- Route of the EO10 road, in blue

Route information
- Length: 60.5 km (37.6 mi)
- Existed: 24 July 1995–present

Major junctions
- North end: Isthmia
- South end: Ancient Theatre of Epidaurus

Location
- Country: Greece
- Regions: Peloponnese
- Primary destinations: Isthmia; Kato Almyri; Nea Epidavros; Ancient Theatre of Epidaurus;

Highway system
- Highways in Greece; Motorways; National roads;
| ← EO9a |  | → EO12 |

= Greek National Road 10 =

Trunk road in Greece

Greek National Road 10 (Εθνική Οδός 10), abbreviated as the EO10, is a national road in the Peloponnese region of Greece. Created in 1995, the EO10 runs between Isthmia (near Corinth) to the north and the Ancient Theatre of Epidaurus to the south.

==Route==

The EO10 is officially defined as a north–south road in the Argolis and Corinthia regional units: the road runs between Isthmia (near Corinth) to the north and the Ancient Theatre of Epidaurus to the south, passing through Kato Almyri and Nea Epidavros.

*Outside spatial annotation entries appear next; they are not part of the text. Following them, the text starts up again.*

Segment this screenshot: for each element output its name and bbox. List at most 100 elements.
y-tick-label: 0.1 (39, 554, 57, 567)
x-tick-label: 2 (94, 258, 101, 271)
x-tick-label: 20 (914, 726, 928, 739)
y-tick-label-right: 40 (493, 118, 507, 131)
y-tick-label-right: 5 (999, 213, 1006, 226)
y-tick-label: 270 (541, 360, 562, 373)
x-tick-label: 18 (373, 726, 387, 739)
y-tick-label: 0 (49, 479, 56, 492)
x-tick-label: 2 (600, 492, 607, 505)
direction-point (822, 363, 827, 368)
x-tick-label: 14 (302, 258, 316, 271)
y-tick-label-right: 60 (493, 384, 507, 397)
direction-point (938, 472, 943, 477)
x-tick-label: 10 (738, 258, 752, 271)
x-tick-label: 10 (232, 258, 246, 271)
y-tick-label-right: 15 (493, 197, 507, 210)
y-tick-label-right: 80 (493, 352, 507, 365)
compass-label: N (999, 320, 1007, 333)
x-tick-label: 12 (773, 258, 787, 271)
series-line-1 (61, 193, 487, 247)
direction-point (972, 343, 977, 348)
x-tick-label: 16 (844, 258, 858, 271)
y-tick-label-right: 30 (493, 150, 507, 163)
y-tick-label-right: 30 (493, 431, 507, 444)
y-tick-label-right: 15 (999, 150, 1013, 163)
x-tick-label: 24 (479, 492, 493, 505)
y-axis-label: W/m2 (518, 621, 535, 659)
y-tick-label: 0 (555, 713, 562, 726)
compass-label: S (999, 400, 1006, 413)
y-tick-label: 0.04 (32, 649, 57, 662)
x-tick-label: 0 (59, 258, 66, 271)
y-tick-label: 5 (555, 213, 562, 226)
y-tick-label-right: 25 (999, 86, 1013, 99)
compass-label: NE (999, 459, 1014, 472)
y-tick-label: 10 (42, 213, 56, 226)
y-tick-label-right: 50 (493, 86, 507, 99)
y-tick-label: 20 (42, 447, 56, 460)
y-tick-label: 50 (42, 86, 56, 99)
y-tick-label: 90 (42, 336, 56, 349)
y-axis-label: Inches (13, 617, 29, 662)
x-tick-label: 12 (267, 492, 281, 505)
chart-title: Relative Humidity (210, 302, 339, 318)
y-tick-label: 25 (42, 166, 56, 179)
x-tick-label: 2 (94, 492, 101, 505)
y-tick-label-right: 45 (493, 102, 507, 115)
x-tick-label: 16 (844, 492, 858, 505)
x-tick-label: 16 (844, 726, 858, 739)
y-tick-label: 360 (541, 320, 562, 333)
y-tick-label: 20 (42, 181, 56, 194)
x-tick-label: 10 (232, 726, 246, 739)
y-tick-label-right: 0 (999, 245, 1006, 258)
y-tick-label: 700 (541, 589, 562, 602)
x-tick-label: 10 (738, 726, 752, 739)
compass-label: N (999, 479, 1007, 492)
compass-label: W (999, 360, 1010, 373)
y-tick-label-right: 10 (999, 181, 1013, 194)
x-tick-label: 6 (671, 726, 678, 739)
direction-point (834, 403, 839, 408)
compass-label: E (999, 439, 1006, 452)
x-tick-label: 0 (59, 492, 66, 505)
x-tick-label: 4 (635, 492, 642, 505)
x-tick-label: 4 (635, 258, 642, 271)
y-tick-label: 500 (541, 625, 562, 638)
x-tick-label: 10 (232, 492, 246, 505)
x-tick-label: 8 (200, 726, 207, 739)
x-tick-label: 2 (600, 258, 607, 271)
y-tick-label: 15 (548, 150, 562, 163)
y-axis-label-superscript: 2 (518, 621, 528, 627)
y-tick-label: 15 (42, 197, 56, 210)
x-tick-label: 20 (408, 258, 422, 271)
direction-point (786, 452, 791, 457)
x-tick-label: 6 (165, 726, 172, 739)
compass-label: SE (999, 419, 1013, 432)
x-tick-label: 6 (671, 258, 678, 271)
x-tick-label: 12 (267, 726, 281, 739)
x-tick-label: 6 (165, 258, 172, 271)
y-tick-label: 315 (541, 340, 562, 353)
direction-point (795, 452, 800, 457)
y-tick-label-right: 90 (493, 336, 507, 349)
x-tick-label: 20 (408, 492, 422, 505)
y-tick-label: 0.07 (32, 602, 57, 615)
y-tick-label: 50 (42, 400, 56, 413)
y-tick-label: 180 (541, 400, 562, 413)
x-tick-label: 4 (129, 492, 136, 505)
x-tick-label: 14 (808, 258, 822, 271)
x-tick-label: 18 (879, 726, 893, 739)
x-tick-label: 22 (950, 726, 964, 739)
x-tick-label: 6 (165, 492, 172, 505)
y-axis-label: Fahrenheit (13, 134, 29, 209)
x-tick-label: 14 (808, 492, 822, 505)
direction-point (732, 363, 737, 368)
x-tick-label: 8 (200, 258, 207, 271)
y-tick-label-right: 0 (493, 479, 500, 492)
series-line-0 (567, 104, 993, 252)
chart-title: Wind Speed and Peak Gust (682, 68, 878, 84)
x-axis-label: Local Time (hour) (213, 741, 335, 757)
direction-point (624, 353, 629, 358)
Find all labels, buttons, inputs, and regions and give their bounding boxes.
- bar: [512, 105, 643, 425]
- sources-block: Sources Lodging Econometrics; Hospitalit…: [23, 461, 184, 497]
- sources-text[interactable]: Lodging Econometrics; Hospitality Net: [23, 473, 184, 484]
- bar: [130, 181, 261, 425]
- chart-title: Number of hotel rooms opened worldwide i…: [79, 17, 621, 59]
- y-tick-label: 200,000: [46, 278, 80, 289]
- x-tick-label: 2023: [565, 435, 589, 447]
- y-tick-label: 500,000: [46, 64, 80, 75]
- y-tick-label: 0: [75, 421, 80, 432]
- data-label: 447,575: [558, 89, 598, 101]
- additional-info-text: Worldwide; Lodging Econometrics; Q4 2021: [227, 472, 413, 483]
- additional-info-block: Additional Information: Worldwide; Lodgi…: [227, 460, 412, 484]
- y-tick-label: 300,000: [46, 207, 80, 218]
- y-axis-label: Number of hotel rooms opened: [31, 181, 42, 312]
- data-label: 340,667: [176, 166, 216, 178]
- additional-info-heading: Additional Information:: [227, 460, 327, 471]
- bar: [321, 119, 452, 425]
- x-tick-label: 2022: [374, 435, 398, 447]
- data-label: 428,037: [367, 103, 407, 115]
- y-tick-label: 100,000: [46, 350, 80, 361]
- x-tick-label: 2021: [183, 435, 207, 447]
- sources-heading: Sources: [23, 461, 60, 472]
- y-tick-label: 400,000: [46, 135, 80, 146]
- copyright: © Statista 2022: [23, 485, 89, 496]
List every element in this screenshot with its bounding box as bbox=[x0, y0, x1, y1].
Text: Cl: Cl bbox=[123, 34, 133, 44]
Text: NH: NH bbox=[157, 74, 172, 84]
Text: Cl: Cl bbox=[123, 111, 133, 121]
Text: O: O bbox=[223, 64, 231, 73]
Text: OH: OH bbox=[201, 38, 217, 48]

The EO10 connects with the A8 and EO7 to the north, and the EO70 at the southern end.

==History==

Ministerial Decision DMEO/e/oik/779 of 24 July 1995 created the EO10, and classified it as part of the secondary national road network. The EO10 number originated from the Register of National Roads, published by the National Statistical Service of Greece (ESYE, now the Hellenic Statistical Authority), and is one of a few numbers from the publication to see general (as opposed to just statistical) use.